質の悪い黒色火薬が燃焼したことによる白煙が、高い街壁を覆い隠した。銃兵の幾人かは、前ぶれもなく銃身が暴発したことで負傷し、悲鳴をあげて転げまわった。加工技術に問題があるようだ。

 またある銃兵は、テクサカ軍が放った弓矢が命中して倒れた。負傷者はすかさず後ろに引きずられてゆき、彼の銃をすぐさま別の者が手に取った。銃1丁に対して常に5、6人の予備銃兵が待機しているのだ。

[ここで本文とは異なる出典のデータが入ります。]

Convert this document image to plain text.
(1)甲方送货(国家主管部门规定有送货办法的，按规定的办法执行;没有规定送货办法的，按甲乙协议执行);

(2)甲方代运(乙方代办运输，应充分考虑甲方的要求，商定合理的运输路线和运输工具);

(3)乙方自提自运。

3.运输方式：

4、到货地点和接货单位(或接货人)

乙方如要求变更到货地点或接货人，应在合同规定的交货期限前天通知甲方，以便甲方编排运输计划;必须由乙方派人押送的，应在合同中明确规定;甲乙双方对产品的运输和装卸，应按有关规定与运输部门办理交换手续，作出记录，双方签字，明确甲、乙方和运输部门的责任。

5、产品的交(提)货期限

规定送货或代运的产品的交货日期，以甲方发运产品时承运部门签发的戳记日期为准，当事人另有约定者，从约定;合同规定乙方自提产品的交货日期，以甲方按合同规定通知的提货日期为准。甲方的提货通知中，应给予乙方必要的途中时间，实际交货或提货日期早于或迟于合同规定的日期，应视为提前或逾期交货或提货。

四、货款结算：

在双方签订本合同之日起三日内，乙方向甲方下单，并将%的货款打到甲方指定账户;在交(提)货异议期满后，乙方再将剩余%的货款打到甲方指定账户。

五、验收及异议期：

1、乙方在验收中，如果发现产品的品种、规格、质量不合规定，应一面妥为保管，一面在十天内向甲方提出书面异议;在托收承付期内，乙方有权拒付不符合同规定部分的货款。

予備の銃兵たちは、出番が訪れるまで遊んでいるわけではない。陶磁器製の容器にアルコールと硫黄を詰め、布で栓をした “テクサカ・カクテル”を街壁の向こうに投擲する。このお手軽な焼夷手投げ弾は、地上で割れてテクサカ兵を効率よく火達磨にする、何とも厄介な贈り物だった。

木製の枠に設置された何本もの物干し竿のようなものは、黒色火薬ロケット。その弾頭部には、花火と食用油脂を組み合わせた、消火困難な焼夷弾が搭載されている。折をみては、それら焼夷弾はヒューンと軽快な音を撒き散らし、敵が集中した場所に発射される。

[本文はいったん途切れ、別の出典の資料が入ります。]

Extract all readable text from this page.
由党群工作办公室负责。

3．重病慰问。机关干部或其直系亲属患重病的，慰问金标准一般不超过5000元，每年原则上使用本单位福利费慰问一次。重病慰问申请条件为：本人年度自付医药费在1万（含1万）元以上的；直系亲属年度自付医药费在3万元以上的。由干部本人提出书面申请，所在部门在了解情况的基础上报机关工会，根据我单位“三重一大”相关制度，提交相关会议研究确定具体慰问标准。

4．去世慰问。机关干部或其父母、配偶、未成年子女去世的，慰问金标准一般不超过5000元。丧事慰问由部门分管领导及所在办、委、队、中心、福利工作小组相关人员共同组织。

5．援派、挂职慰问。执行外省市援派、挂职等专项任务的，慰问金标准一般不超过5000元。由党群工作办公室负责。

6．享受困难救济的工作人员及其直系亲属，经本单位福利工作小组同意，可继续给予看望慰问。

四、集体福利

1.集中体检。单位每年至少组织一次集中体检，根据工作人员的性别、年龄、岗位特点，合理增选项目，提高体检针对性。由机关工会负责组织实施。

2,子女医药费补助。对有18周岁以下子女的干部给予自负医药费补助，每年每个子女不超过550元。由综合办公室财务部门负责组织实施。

 いまや役目を終えた放射砲が設置されている監視塔からは、サンダーに代わりモノプティックと思われる攻撃魔法が激しく火を噴いている。同時に臼砲とカタパルトの砲弾が、街壁を超えてテクサカ兵の頭上に降り注ぎ続けていた。

 ヨウの故郷を幾度も焼き尽くし、荒廃させてきた火薬と鉄の饗宴は、いまファンタジー世界にも飛び火した。地獄の炎は無数の命を燃料にして燃え盛っている。一度着火したこの炎を消すことは、もはや誰にもできないであろう。